Nov. 27, 2018 UPDATE
Story & Recommendation
Kamigata Sushi – a Style Enjoyed by Both Raw Fish and Non-raw Fish Lovers Alike
At Otowa, you can try different types of “Kamigata” style sushi. If you are familiar with the history of sushi, you may know that it all started when people wanted to find a way to preserve food hundreds of years ago before the invention of refrigerators. Kamigata style sushi was eaten by people of Japan before Nigiri sushi which is more common today. Mushi Sushi, or steamed sushi, is available during colder weather attracting people to this sushi restaurant for this warm and savory dish. Since 1902, Otowa have been serving sushi to the people of Kyoto. You will notice its history from the setting of the restaurant inside to their friendly family oriented service.
Hako Sushi / ￥1,200
“Hako,” meaning box in Japanese, is sushi that is pressed in a box with layers of sushi rice and cooked fish. The type of fish depends on what is in season. The flavors are pungent that no soy sauce are needed. The side of ginger have the right amount of vinegar flavor that refreshes the pallet during the meal.
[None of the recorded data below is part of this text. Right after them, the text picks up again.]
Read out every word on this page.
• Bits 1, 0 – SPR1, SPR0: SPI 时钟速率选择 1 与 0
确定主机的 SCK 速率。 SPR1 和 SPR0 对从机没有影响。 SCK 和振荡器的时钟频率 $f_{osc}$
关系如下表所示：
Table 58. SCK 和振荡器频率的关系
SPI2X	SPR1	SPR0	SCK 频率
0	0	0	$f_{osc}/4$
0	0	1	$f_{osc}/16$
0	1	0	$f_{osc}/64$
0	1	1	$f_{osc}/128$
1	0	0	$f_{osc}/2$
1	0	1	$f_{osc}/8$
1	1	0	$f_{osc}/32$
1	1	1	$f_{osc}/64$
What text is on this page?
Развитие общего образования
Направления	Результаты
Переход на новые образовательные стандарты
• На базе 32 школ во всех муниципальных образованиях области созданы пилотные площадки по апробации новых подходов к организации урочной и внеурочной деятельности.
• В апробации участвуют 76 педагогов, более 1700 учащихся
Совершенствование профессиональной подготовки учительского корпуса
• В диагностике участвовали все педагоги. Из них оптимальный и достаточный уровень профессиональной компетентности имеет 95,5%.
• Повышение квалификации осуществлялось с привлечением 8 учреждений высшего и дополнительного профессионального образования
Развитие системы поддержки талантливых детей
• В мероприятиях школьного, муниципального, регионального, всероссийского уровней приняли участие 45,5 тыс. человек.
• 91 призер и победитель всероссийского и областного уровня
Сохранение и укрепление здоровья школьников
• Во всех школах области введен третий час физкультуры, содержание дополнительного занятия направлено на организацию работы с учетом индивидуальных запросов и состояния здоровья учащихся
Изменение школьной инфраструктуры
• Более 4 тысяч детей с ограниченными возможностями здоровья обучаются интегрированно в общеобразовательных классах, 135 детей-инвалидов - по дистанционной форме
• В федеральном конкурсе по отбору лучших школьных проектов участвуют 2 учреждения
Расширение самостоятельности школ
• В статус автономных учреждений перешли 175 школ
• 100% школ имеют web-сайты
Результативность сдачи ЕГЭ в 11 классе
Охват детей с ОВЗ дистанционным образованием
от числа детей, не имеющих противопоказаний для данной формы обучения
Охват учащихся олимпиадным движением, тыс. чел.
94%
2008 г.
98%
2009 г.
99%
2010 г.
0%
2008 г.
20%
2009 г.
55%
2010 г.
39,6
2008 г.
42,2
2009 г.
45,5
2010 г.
Akadashi - Red Miso Soup / ￥380
A great complement to any sushi is a side of soup. The red miso soup matches well with the pungent flavor of Hako Sushi balancing everything together creating a flavorful balance.
Mushi Sushi / ￥1,400
Available from October to May or April every year, Otowa offers one of their well-known dishes, “Mushi Sushi”. You may identify the wooden box in front of the restaurant with steams coming out of it. Inside the box are bowls of Mushi Sushi being steamed inside. The bowl is topped with fluffy eggs, green peas, and pickled ginger. Vinegary sushi rice is combined with teriyaki eel.
Chawan-Mushi / ￥580
Chawan Mushi is a steamed dish made out of eggs and broth along with mushroom and vegetables. The Chawan Mushi from Otowa has pieces of fish inside identifying itself differently from Chawan Mushi from other places.
How to Order
- Order Tips -
When you order Mushi Sushi, pronounce it like, “Mushi-zushi”.